This week, we learned that the NSA had managed to circumvent much of the encryption that secures online financial transactions and other activities we take for granted on the Internet. How? By inserting backdoors into the very commercial software designed to keep sensitive medical records, bank files and other information private.
The NSA’s sustained attempt to get around encryption calls into question many of the technologies people have come to rely on to avoid surveillance. One indispensable tool is Tor, the anonymizing service that takes a user’s Internet traffic and spits it out from some other place on the Web so that its origin is obscured.
So far there’s no hard evidence that the government has compromised the anonymity of Tor traffic. But some on a Tor-related e-mail list recently pointed out that a substantial chunk of the Tor Project’s 2012 operating budget came from the Department of Defense, which houses the NSA.
(The Tor Project)
Last year, DoD funding accounted for more than 40 percent of the Tor Project’s $2 million budget. Other major donors include the U.S. State Department, which has an interest in promoting Internet freedom globally, and the National Science Foundation. Add up all those sources, and the government covers 60 percent of the costs of Tor’s development.
Tor Executive Director Andrew Lewman wrote in an e-mail to users that just because the project accepts federal funding does not mean it collaborated with the NSA to unmask people’s online identities.

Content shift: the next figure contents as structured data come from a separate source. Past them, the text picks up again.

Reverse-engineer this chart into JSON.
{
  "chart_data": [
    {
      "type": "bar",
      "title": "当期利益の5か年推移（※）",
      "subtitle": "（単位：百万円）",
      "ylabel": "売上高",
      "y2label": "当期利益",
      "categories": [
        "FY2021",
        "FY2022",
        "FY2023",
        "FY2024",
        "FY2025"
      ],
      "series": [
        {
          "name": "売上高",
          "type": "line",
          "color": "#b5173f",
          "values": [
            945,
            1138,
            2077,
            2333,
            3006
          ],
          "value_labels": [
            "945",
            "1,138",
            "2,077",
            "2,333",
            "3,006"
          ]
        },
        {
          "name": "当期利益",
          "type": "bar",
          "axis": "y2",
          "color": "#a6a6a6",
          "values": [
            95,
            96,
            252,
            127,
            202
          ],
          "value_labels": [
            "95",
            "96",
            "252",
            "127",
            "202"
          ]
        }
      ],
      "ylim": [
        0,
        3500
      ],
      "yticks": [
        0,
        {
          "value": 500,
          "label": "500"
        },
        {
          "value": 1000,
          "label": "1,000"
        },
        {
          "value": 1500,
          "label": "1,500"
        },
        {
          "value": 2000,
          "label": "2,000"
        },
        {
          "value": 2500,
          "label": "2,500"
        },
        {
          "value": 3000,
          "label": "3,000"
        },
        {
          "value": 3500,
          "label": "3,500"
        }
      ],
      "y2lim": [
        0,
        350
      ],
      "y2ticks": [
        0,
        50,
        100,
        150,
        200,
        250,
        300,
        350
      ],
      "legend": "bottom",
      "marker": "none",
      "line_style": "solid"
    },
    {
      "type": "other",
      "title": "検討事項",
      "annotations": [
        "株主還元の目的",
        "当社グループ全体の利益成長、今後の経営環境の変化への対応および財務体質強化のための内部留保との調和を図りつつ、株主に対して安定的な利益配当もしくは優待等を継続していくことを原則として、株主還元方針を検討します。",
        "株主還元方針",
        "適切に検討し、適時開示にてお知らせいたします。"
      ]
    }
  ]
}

“The parts of the U.S. and Swedish governments that fund us through contracts want to see strong privacy and anonymity exist on the Internet in the future,” Lewman wrote. “Don’t assume that ‘the government’ is one coherent entity with one mindset.”
And Roger Dingledine, a founder of the Tor Project, says that the Defense Department money is much more like a research grant than a procurement contract.
“They aren’t ‘buying products’ from us,” Dingledine tells me. “They’re funding general research and development on better anonymity, better performance and scalability and better blocking-resistance. Everything we do we publish in the open.”
Dingledine acknowledges that “bad guys” could conceivably introduce vulnerabilities into Tor’s open-source code. But one of the major advantages of open-source software is that the product can be inspected by anyone for defects, which raises its security somewhat. There’d only be a problem if the NSA were somehow able to insert malicious code that nobody recognized.
The NSA didn’t immediately respond to a request for comment Friday afternoon.
Update: Roger Dingledine writes in to explain why the government has never asked the Tor Project to install a backdoor:
I think this is mainly due to two reasons:
A) We’ve had that faq entry up for a long time, including the part where
we say we’ll fight it and that we have lots of lawyers who will help us
fight it. So they know it won’t be easy.
B) I do a lot of outreach to various law enforcement groups to try to
teach them how Tor works and why they need it to be safe. See e.g.
the first two paragraphs of this:
I think ‘A’ used to be a sufficient reason by itself, but now we’re
reading about more and more companies and services that have tried to
fight such a request and given up. The architecture of the Tor network
makes it more complex (there’s no easy place in the deployed network to
stick a backdoor), but that doesn’t mean they won’t try.
I guess we rely on ‘B’ for now, and see how things go.